Utah Nurse Experiencing Worse Symptoms During Second Battle With COVID-19
Nov 18, 2020, 11:20 PM | Updated: Nov 19, 2020, 6:31 am
SALT LAKE CITY, Utah – A maternity nurse with no pre-existing conditions said she is suffering from different symptoms as she battles COVID-19 for the second time.
Heidi Belnap Nish, 41, said her symptoms this time around are more extreme than when she was diagnosed with COVID-19 back in May.
“I was shocked,” she said. “Here I am for the second time, testing positive, but not in the sense of my symptoms.”
As a health care worker, she and her family are diligent about hand washing, masks and social distancing. She said she is proof that you can get it more than once, and it can be as bad — if not worse — the second time around.
Nish said her husband got together with some friends to watch a football game before Gov. Gary Herbert’s mandate.
None of those friends showed any symptoms of COVID-19. But a few days later, Nish’s husband started to feel sick.
When he was tested, he was positive for COVID-19. A few days later, Nish started feeling sick. But unlike when she had COVID-19 in May, her symptoms weren’t the same. This time around, instead of fatigue and gastrointestinal problems, she had a horrible cough and shortness of breath, fever and a sore throat.

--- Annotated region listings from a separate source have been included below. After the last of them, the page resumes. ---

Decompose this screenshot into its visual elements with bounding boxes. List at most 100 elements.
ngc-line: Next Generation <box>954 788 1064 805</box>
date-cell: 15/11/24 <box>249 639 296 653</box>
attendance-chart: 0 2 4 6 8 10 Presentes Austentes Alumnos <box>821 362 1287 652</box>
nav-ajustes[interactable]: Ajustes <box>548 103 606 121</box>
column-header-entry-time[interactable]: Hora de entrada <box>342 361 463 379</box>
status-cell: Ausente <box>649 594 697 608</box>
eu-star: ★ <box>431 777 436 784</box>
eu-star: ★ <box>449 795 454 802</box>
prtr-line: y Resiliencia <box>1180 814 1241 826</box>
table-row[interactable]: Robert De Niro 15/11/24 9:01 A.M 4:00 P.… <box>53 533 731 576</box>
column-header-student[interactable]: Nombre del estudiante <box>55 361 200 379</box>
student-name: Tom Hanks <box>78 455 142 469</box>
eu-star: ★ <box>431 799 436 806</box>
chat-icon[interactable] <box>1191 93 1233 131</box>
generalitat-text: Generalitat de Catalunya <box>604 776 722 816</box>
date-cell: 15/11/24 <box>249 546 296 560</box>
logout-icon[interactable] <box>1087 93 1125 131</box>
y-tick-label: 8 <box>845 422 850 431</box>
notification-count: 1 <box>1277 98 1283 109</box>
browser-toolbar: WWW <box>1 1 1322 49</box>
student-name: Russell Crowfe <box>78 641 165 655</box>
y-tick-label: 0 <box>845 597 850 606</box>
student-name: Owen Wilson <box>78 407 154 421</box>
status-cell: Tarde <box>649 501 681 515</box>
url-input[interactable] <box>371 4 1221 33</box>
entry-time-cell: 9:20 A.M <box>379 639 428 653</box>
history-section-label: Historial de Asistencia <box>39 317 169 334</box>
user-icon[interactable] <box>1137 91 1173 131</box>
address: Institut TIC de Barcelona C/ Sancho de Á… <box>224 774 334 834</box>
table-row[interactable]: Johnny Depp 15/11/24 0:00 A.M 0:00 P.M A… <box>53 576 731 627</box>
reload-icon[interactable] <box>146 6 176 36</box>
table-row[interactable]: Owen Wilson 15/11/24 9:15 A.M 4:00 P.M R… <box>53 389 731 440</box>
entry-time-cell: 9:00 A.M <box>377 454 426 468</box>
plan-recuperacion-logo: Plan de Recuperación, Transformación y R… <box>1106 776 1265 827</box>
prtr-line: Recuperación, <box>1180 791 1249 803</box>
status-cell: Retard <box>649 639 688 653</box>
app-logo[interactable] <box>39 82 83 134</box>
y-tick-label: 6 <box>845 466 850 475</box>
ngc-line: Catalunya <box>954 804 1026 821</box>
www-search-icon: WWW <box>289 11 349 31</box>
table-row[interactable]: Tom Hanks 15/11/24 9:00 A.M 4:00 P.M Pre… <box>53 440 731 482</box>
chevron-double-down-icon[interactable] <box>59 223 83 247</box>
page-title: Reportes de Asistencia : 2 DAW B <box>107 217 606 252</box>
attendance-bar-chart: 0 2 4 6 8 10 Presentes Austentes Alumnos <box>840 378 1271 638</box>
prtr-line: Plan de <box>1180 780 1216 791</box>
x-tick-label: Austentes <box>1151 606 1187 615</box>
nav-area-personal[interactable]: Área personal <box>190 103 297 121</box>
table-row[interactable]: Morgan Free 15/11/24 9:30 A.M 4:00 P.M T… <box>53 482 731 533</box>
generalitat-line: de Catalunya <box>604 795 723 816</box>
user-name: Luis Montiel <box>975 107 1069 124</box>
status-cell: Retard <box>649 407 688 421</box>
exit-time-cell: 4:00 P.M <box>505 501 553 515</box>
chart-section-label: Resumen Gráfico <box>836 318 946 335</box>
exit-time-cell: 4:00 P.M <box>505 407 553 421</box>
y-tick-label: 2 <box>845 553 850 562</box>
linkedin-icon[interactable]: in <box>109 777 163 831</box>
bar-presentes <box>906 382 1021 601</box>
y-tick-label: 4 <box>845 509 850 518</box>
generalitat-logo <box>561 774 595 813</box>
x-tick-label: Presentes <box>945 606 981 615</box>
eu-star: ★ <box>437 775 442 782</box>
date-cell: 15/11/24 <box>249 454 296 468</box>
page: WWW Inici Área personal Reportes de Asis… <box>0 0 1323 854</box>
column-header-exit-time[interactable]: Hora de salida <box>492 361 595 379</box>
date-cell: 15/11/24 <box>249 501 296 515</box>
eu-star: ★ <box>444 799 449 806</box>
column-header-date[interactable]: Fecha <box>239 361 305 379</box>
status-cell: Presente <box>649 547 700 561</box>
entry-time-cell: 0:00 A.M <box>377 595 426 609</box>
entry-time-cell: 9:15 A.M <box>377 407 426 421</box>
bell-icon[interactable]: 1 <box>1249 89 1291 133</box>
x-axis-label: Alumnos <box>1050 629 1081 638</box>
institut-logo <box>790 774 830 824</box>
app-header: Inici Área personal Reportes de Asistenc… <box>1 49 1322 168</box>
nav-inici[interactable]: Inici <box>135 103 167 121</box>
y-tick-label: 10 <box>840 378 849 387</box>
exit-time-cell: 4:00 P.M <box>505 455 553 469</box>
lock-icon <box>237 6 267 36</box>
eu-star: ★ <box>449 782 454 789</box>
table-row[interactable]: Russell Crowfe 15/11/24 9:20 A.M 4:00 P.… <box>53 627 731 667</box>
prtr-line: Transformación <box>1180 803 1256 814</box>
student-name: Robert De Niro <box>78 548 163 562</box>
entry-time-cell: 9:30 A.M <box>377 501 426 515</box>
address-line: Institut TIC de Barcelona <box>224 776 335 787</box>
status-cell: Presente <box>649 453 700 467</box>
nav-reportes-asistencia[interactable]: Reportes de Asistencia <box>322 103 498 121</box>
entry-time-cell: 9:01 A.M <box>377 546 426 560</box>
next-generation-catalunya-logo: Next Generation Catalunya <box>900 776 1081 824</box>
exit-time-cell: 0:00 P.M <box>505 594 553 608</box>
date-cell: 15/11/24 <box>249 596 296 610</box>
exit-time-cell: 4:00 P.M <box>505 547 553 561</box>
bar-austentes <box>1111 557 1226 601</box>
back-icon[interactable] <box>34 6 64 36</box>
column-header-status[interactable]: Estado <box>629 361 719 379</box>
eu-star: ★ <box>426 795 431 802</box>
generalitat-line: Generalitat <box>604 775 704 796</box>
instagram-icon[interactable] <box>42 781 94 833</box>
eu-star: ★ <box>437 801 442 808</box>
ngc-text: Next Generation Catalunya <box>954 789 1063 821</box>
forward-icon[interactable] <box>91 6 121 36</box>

Nish said she is starting to feel like the worst is behind her, but she worries about those who are high-risk.
“I have family members who are high risk,” Nish said through tears. “The thought that I could possibly put them at risk, it truly matters for us to wear our masks outside the home, no matter what people think.”
As news quickly spread that a vaccine is right around the corner for health care workers, Nish said she will not hesitate to get vaccinated.

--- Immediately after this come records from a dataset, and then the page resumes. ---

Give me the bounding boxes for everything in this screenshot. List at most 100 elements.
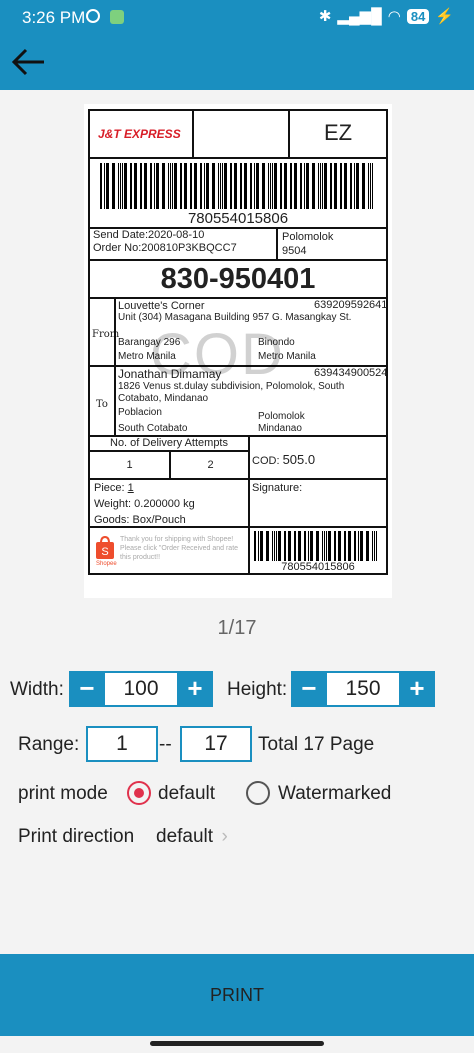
sender-name: Louvette's Corner: [118, 300, 205, 312]
barcode-bar: [262, 163, 265, 209]
print-mode-label: print mode: [18, 783, 108, 804]
width-increase-button[interactable]: +: [177, 671, 213, 707]
barcode-bar: [318, 163, 319, 209]
barcode-bar: [294, 531, 296, 561]
height-increase-button[interactable]: +: [399, 671, 435, 707]
mode-default-label[interactable]: default: [158, 783, 215, 805]
destination-city: Polomolok: [282, 231, 334, 243]
barcode-bar: [124, 163, 127, 209]
barcode-bar: [100, 163, 102, 209]
chevron-right-icon: ›: [221, 826, 228, 847]
width-label: Width:: [10, 679, 64, 700]
barcode: [100, 163, 373, 209]
barcode-bar: [368, 163, 369, 209]
barcode-bar: [200, 163, 202, 209]
barcode-bar: [338, 531, 341, 561]
barcode-bar: [310, 531, 313, 561]
barcode-bar: [304, 531, 306, 561]
app-bar: [0, 34, 474, 90]
barcode-bar: [334, 163, 337, 209]
page-indicator: 1/17: [217, 617, 257, 639]
weight: Weight: 0.200000 kg: [94, 498, 195, 510]
height-label: Height:: [227, 679, 288, 700]
barcode-bar: [340, 163, 342, 209]
to-label: To: [96, 399, 108, 410]
barcode-bar: [218, 163, 219, 209]
status-time: 3:26 PM: [22, 8, 86, 27]
mode-watermarked-label[interactable]: Watermarked: [278, 783, 391, 805]
width-value[interactable]: 100: [105, 671, 177, 707]
barcode-bar: [370, 163, 371, 209]
barcode-bar: [334, 531, 336, 561]
barcode-bar: [272, 163, 273, 209]
jt-logo-text: J&T EXPRESS: [98, 127, 181, 141]
barcode-bar: [300, 163, 302, 209]
label-preview: J&T EXPRESS EZ 780554015806 Send Date:20…: [84, 104, 392, 598]
barcode-bar: [290, 163, 292, 209]
goods: Goods: Box/Pouch: [94, 514, 186, 526]
attempts-title: No. of Delivery Attempts: [110, 437, 228, 449]
barcode-bar: [344, 163, 347, 209]
height-value[interactable]: 150: [327, 671, 399, 707]
total-pages: Total 17 Page: [258, 734, 375, 755]
barcode-bar: [372, 163, 373, 209]
width-decrease-button[interactable]: −: [69, 671, 105, 707]
height-decrease-button[interactable]: −: [291, 671, 327, 707]
receiver-barangay: Poblacion: [118, 407, 162, 418]
barcode-bar: [284, 163, 287, 209]
alarm-icon: [86, 9, 100, 23]
barcode-bar: [272, 531, 273, 561]
barcode-bar: [312, 163, 315, 209]
cod-label: COD:: [252, 455, 280, 467]
barcode-bar: [294, 163, 297, 209]
barcode-bar: [156, 163, 159, 209]
barcode-bar: [328, 531, 331, 561]
tracking-number-small: 780554015806: [281, 561, 355, 573]
barcode-bar: [168, 163, 169, 209]
barcode-bar: [270, 163, 271, 209]
barcode-bar: [194, 163, 197, 209]
send-date: Send Date:2020-08-10: [93, 229, 205, 241]
barcode-bar: [316, 531, 319, 561]
jt-logo: J&T EXPRESS: [90, 111, 192, 157]
barcode-bar: [106, 163, 109, 209]
barcode-bar: [140, 163, 142, 209]
back-arrow-icon[interactable]: [10, 46, 48, 78]
barcode-bar: [118, 163, 119, 209]
status-icons: ✱ ▂▄▆█ ◠ 84 ⚡: [319, 7, 454, 25]
shipping-label: J&T EXPRESS EZ 780554015806 Send Date:20…: [88, 109, 388, 575]
barcode-bar: [104, 163, 105, 209]
service-code: EZ: [323, 120, 353, 145]
barcode-bar: [358, 531, 359, 561]
range-label: Range:: [18, 734, 80, 755]
print-direction-label: Print direction: [18, 826, 135, 847]
barcode-bar: [120, 163, 121, 209]
barcode-bar: [344, 531, 346, 561]
barcode-bar: [222, 163, 223, 209]
barcode-bar: [206, 163, 209, 209]
status-bar: 3:26 PM ✱ ▂▄▆█ ◠ 84 ⚡: [0, 0, 474, 34]
barcode-bar: [360, 531, 363, 561]
barcode-bar: [250, 163, 252, 209]
barcode-bar: [230, 163, 232, 209]
cod-amount: COD: 505.0: [252, 452, 315, 467]
barcode-bar: [220, 163, 221, 209]
attempt-2: 2: [207, 459, 214, 471]
barcode-bar: [244, 163, 247, 209]
print-direction-selector[interactable]: default ›: [156, 826, 228, 848]
barcode-bar: [288, 531, 291, 561]
range-to-input[interactable]: 17: [180, 726, 252, 762]
receiver-province: South Cotabato: [118, 423, 188, 434]
barcode-bar: [240, 163, 242, 209]
barcode-bar: [130, 163, 132, 209]
radio-default[interactable]: [127, 781, 151, 805]
destination-code: 9504: [282, 245, 307, 257]
range-from-input[interactable]: 1: [86, 726, 158, 762]
print-button[interactable]: PRINT: [0, 954, 474, 1036]
barcode-bar: [348, 531, 351, 561]
barcode-bar: [304, 163, 305, 209]
barcode-bar: [298, 531, 301, 561]
barcode-bar: [326, 531, 327, 561]
shopee-logo: Shopee: [96, 561, 117, 567]
radio-watermarked[interactable]: [246, 781, 270, 805]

“I am definitely planning on getting it to do my part,” she said. “I don’t want to go through this again, and if I can help protect somebody else, most definitely I will be doing it.”
Nish was also adamant about thanking her coworkers on the front lines in hospitals and clinics.
“Our health care workers are working so hard right now and truly doing everything they can,” she said. “They are giving everything they can. They are exhausted emotionally, physically and mentally. If we can do our part for them, to give them a slight break, it would be the greatest thing ever.”